`VectorNumeric` Type: In General & `Complex` Numbers

The "complex numbers", when considered just as a real vector space, are really not the same thing as the actual complex numbers: they're isomorphic as groups, but the complex numbers are a field with an associated multiplicative operation that is not defined on R^2. In fact, a well-behaved multiplication doesn't even exist for many vector spaces (that's why the quaternions are only a division ring, not a field). So it's IMHO totally wrong to equate the two in any sort of way: yes, you can (and usually will) represent complex numbers as R^2, but you do different things on them and you do usually want to keep track of R^2 vectors and complex numbers separately.

The same goes for real numbers as 1-d real vectors; again you can do things to real numbers (e.g. dividing) that you don't want to do to vectors.

As for whether VectorNumeric should be a protocol ... the way I understand your definition it's just a vector space endowed with an inner product. Mathematically this is called an inner product space (or sometimes pre-Hilbert space, but that name is probably quite off-putting). I would be fine with having a type called e.g. DotProductSpace, but VectorNumeric sounds too much like Numeric, which is sort of like a ring, whereas a vector space with an inner product categorically isn't ("multiplying" two vectors gives you a scalar instead of a vector).

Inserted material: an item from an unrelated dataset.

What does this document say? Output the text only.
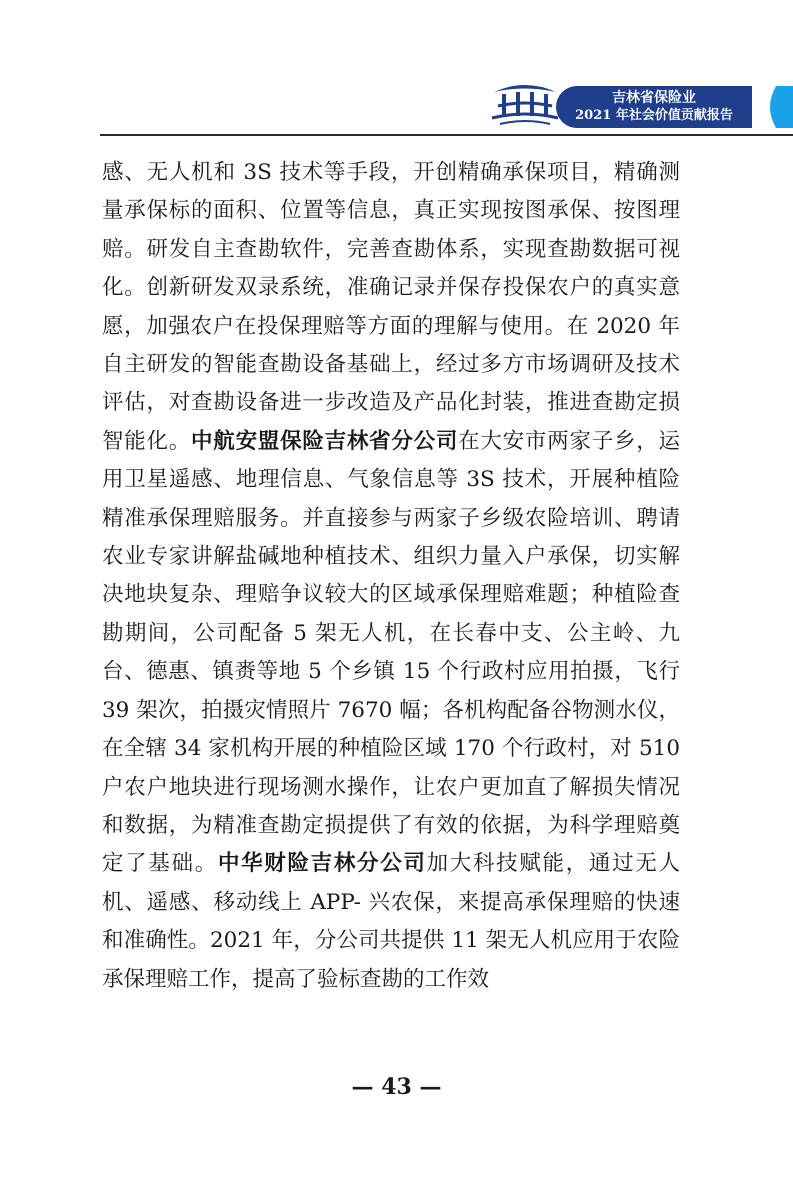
吉林省保险业
2021 年社会价值贡献报告

感、无人机和 3S 技术等手段，开创精确承保项目，精确测量承保标的面积、位置等信息，真正实现按图承保、按图理赔。研发自主查勘软件，完善查勘体系，实现查勘数据可视化。创新研发双录系统，准确记录并保存投保农户的真实意愿，加强农户在投保理赔等方面的理解与使用。在 2020 年自主研发的智能查勘设备基础上，经过多方市场调研及技术评估，对查勘设备进一步改造及产品化封装，推进查勘定损智能化。中航安盟保险吉林省分公司在大安市两家子乡，运用卫星遥感、地理信息、气象信息等 3S 技术，开展种植险精准承保理赔服务。并直接参与两家子乡级农险培训、聘请农业专家讲解盐碱地种植技术、组织力量入户承保，切实解决地块复杂、理赔争议较大的区域承保理赔难题；种植险查勘期间，公司配备 5 架无人机，在长春中支、公主岭、九台、德惠、镇赉等地 5 个乡镇 15 个行政村应用拍摄，飞行 39 架次，拍摄灾情照片 7670 幅；各机构配备谷物测水仪，在全辖 34 家机构开展的种植险区域 170 个行政村，对 510 户农户地块进行现场测水操作，让农户更加直了解损失情况和数据，为精准查勘定损提供了有效的依据，为科学理赔奠定了基础。中华财险吉林分公司加大科技赋能，通过无人机、遥感、移动线上 APP- 兴农保，来提高承保理赔的快速和准确性。2021 年，分公司共提供 11 架无人机应用于农险承保理赔工作，提高了验标查勘的工作效

— 43 —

So my personal answer to your questions:

  1. Possibly, but not under the name VectorNumeric
  2. No, that would be mathematically very misleading
  3. Same. And also, IMHO you really don't want to have an operation on a protocol that only makes sense for a very limited subset of implementers of that protocol. Complex conjugates belong to complex numbers, there's no real reason why this should be defined outside of that type.